Exodus 12:1-14a
1 Corinthians 11:23--32
John 13:1-15
When I was pregnant with my first child, my mother gave me a very precious gift.
Wanting to be well prepared, I had read every book I could find on pregnancy and newborns. I was going to do this parenting thing RIGHT. But still, as my library and my hopes and my belly expanded, my self-confidence shrank.
And my mother said, "As a mother you are going to make a lot of mistakes. But if the child knows you love them, it will be okay."
Hearing that is a gift that I have treasured. It has got me through many a difficult time. It is a gift that I hope one day to give to my own children or to other young, frightened, expectant parents.

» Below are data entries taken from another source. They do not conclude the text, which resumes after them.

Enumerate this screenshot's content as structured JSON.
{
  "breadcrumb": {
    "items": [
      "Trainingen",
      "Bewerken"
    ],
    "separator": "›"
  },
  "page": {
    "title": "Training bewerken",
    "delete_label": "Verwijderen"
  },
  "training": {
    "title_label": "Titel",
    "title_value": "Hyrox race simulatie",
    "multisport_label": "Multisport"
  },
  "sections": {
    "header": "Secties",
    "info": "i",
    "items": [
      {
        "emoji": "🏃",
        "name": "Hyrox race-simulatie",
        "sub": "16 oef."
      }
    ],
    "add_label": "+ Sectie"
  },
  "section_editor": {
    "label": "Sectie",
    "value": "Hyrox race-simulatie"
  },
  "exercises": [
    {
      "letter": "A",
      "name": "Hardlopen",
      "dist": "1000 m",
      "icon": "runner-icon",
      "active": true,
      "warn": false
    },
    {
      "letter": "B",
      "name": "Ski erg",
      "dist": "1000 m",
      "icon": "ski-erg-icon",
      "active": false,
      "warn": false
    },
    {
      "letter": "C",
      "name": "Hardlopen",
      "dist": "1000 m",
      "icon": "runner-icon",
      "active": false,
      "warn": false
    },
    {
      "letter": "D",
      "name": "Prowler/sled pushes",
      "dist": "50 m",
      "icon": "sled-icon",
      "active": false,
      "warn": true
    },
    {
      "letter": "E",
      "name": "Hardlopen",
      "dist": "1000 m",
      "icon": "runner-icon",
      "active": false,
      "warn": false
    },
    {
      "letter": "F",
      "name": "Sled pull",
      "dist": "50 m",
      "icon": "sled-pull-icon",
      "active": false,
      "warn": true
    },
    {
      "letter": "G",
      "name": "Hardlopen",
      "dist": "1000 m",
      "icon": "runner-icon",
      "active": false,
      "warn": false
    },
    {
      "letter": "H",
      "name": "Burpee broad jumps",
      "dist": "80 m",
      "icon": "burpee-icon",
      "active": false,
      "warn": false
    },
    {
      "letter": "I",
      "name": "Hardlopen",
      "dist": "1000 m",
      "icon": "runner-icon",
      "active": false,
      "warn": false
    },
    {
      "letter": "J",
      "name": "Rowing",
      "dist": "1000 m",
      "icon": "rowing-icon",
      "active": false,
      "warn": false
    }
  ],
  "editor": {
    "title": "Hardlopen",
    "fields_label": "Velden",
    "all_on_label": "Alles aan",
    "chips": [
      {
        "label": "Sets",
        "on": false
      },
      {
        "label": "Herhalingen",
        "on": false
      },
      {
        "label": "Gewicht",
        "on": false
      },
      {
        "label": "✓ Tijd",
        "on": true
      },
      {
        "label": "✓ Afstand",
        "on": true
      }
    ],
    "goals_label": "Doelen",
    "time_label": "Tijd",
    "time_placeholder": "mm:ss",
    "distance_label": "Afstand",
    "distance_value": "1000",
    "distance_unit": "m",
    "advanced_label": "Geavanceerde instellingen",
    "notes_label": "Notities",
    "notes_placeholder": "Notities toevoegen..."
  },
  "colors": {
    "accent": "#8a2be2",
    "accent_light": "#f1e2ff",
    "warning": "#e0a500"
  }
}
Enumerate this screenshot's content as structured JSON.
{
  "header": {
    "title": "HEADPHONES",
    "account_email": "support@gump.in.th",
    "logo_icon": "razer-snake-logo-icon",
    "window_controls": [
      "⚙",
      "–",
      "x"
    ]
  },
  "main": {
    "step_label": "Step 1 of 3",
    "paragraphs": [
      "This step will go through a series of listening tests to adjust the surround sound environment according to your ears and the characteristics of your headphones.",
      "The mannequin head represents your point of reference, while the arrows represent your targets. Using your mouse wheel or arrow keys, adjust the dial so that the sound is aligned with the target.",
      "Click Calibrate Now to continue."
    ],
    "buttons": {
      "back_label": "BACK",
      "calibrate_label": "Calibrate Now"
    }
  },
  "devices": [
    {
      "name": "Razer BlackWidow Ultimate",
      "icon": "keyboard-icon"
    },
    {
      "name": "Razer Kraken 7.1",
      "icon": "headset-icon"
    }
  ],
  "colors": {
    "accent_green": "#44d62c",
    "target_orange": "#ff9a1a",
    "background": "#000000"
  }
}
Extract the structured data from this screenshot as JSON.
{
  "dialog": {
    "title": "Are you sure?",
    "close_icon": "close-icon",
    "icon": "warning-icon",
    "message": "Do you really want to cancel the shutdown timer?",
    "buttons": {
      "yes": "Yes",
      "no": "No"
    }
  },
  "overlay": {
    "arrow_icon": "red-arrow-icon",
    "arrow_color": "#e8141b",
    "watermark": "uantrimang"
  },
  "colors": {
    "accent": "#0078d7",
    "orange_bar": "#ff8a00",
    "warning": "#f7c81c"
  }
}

I received from my mother what I also will hand on .... Those things we receive that are most important to us we want to hand on, to make a tradition, just as the Apostle Paul did with the tradition of the breaking of the bread.
I think that's what Jesus did at the Last Supper. He knew he was leaving the people he loved, and he wanted to hand on the gift he himself had received.
There was the breaking of the bread and sharing of the cup. These are things to remember him by. But there's more that is handed on. John, writing about the Last Supper, doesn't tell us about the bread and the cup, instead he hands on the story of the foot-washing.
Jesus, Lord and Teacher, kneels like a slave to wash his friends' feet. He makes them clean – even his friend Judas, the one he knows will betray him. This is real, hands-on loving. He washes away the sin; he forgives them. "Having loved his own, he loved them to the end."
Jesus is handing on something important on to his friends. And he asks us also to hand on what we have received: the gift of loving and forgiving touch.
We all make a lot of mistakes. But a loving and forgiving touch can make it okay. ........... Hand it on.